Their journey shows that this disease can and does happen to anyone. Both sisters are health professionals. A registered nurse since 1993, Chavers works in the Interventional Radiology Department of Sentara Obici Hospital. Wiggins is a pharmacy technician for Virginia Oncology Associates in Norfolk.

The cost for a kidney transplant in the region ranges form $145,000 to $175,000.

Chavers has received emotional and financial assistance for transplant costs from the American Kidney Fund. The fund provides grants and education to kidney patients

According to its 2014 annual report, the group provided financial assistance to 20 percent of the nation’s dialysis patients. Its grants enabled more than 84,000 people in all 50 states to maintain their health insurance coverage and afford other critical expenses related to obtaining life-sustaining dialysis treatment.

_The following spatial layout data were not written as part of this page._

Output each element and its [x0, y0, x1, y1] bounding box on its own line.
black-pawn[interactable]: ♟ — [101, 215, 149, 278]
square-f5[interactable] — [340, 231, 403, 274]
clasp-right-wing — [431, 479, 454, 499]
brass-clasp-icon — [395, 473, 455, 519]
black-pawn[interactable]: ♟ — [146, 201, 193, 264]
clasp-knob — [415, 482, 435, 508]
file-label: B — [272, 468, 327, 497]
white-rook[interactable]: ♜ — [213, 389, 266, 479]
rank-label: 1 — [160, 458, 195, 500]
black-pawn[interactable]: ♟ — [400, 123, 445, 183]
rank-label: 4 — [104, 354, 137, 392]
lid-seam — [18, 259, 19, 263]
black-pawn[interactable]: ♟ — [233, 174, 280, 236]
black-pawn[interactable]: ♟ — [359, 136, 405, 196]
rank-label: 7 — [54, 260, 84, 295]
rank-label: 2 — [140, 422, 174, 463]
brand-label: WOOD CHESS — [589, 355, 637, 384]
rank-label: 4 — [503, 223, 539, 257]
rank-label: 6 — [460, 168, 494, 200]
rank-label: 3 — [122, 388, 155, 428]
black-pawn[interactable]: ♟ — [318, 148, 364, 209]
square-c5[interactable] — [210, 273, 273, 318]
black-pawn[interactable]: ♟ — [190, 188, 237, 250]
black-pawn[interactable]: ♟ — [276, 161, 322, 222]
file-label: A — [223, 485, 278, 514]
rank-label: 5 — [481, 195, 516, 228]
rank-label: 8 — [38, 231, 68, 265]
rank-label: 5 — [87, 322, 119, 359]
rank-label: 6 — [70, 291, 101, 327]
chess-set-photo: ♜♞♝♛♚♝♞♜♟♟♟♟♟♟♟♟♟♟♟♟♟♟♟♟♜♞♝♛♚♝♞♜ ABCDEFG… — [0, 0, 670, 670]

Chavers will be required to take post-operative medicines for the remainder of her life. Her out-of-pocket expenses for medicines to prevent rejection of the organ are expected to be between $3,000 and $5,000 per month.

A GoFundMe page to help Chavers has been established at www.gofundme.com/teambunnyhope.

Chavers has the nickname “Bunny” because she was born on Good Friday — the season of resurrection and of new life. She has already proven she can live with dignity and without defeat.

“My sacrifice has been four hours, three times each week for the past three and a half years,” Chavers said. “You can still work; perhaps not full-time. It has simply been a lifestyle change.”

On Tuesday at Sentara Norfolk General Hospital, her sister’s kidney will add hope to her dignity.